Preview: Arca’s Path VR – A Beautiful World to Explore, On the Surface

Wave shooters. Wave shooters are everywhere in virtual reality (VR). What once felt like a good stepping stone to full first-person shooter (FPS) experiences has become the dam that is preventing more inventive ideas from being noticed in the new medium. Dream Reality Interactive’s Arca’s Path VR, set to be published by Rebellion later this year, is not a wave shooter, but it’s certainly looking set to become an experience you should seek out in the muddle.

Arca's Path keyArtGaze-controlled experiences seemed to be the exclusive property of VR 2015-2016, but here in Arca’s Path VR Dream Reality Interactive is breathing new life into the simplistic control scheme. Played on a PlayStation VR (though according to the studio the videogame will be coming to ‘all’ VR formats) the player commands the movement of a ball around elevated platforms by moving their gaze-based cursor to the alignment from said ball they wish it to move. It’s essentially a case of relaying the traditional left analogue stick control onto the centre of the player’s viewpoint, but it does work well.

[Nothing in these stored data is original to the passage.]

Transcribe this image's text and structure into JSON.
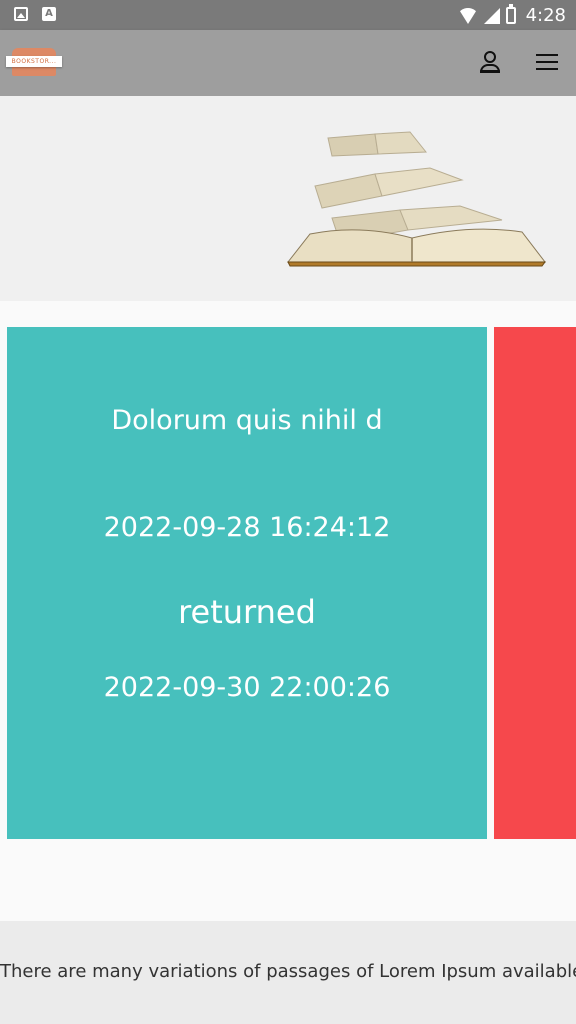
{
  "status_bar": {
    "time": "4:28",
    "left_icons": [
      "image-icon",
      "text-a-icon"
    ],
    "right_icons": [
      "wifi-icon",
      "signal-icon",
      "battery-icon"
    ]
  },
  "app_bar": {
    "logo_text": "BOOKSTOR...",
    "actions": [
      "user-account-icon",
      "menu-icon"
    ]
  },
  "hero": {
    "image": "flying-open-book-illustration"
  },
  "cards": [
    {
      "title": "Dolorum quis nihil d",
      "date_start": "2022-09-28 16:24:12",
      "status": "returned",
      "date_end": "2022-09-30 22:00:26",
      "color": "#47c0bd"
    },
    {
      "color": "#f6484c"
    }
  ],
  "footer": {
    "text": "There are many variations of passages of Lorem Ipsum available"
  }
}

During this year’s Electronic Entertainment Expo (E3) in Los Angeles, VRFocus got to experience the opening two levels of Arca’s Path VR. The first was a simple no-fail journey along a linear path. Without instruction, the player learns the pacing of manoeuvring the ball – the delay between the ball’s momentum and their own intangible push/pull, the acceleration and near-instant stop caused by the level design and player’s focus on the ball, respectively – upon this simple back-and-forth, before entering a second level which showcases the true ethos of Arca’s Path VR’s physics-based platform action.

The second level brings in new challenges immediately and without warning; lifts, bridges without barriers to prevent falling, high-speed descends similar to the infamous bonus stage from the Mega Drive edition of Sonic the Hedgehog 2. Along with this comes a number of collectibles – which currently have no indication of what they might do – requiring additional skill to pick-up, and the final build will offer time trails in which the player must rampage through each level as quickly as possible to set a high score.

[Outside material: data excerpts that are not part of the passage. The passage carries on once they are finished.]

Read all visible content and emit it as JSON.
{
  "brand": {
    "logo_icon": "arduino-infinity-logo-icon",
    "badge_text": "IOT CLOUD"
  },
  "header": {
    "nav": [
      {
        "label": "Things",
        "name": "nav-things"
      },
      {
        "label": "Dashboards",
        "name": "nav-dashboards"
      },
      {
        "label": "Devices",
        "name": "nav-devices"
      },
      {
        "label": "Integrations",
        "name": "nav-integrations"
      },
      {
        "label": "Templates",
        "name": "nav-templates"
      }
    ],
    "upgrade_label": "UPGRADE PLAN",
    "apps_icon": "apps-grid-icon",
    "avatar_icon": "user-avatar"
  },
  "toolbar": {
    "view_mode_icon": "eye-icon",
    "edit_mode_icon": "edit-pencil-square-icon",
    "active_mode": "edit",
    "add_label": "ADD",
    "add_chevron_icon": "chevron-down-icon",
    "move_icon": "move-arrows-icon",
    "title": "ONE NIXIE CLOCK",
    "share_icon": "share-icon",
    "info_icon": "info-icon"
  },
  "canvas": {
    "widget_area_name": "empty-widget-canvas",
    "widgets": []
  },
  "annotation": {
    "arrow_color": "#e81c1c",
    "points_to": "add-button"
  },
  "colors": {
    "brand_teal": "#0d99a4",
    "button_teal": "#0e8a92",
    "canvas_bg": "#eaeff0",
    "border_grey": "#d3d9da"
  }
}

The story of Arca’s Path VR is delivered without dialogue nor narration, instead opting for short graphic novel-inspired cut-outs. These static images tell the tale of a girl who lives in a junkyard, but as a new shipment of waste comes in she finds a magical mask that – for reasons not yet explained – allows her body to take the form of a ball and teleport her to beautiful, brightly coloured worlds populated only with brightly coloured flora. However, a glimpse at later levels offered at the end of the E3 preview build suggests there’s much more going on under the surface; that not every land you’ll be visiting is a lush shade of green.

Arca’s Path VR is by no means a revolutionary experience; a question remains over whether or not the videogame benefits from VR at all. However, it does appear to have the potential to deliver a satisfying platform experience which the player can take at their own pace: the antithesis of those wave shooters, and for that alone it’s a title worth watching.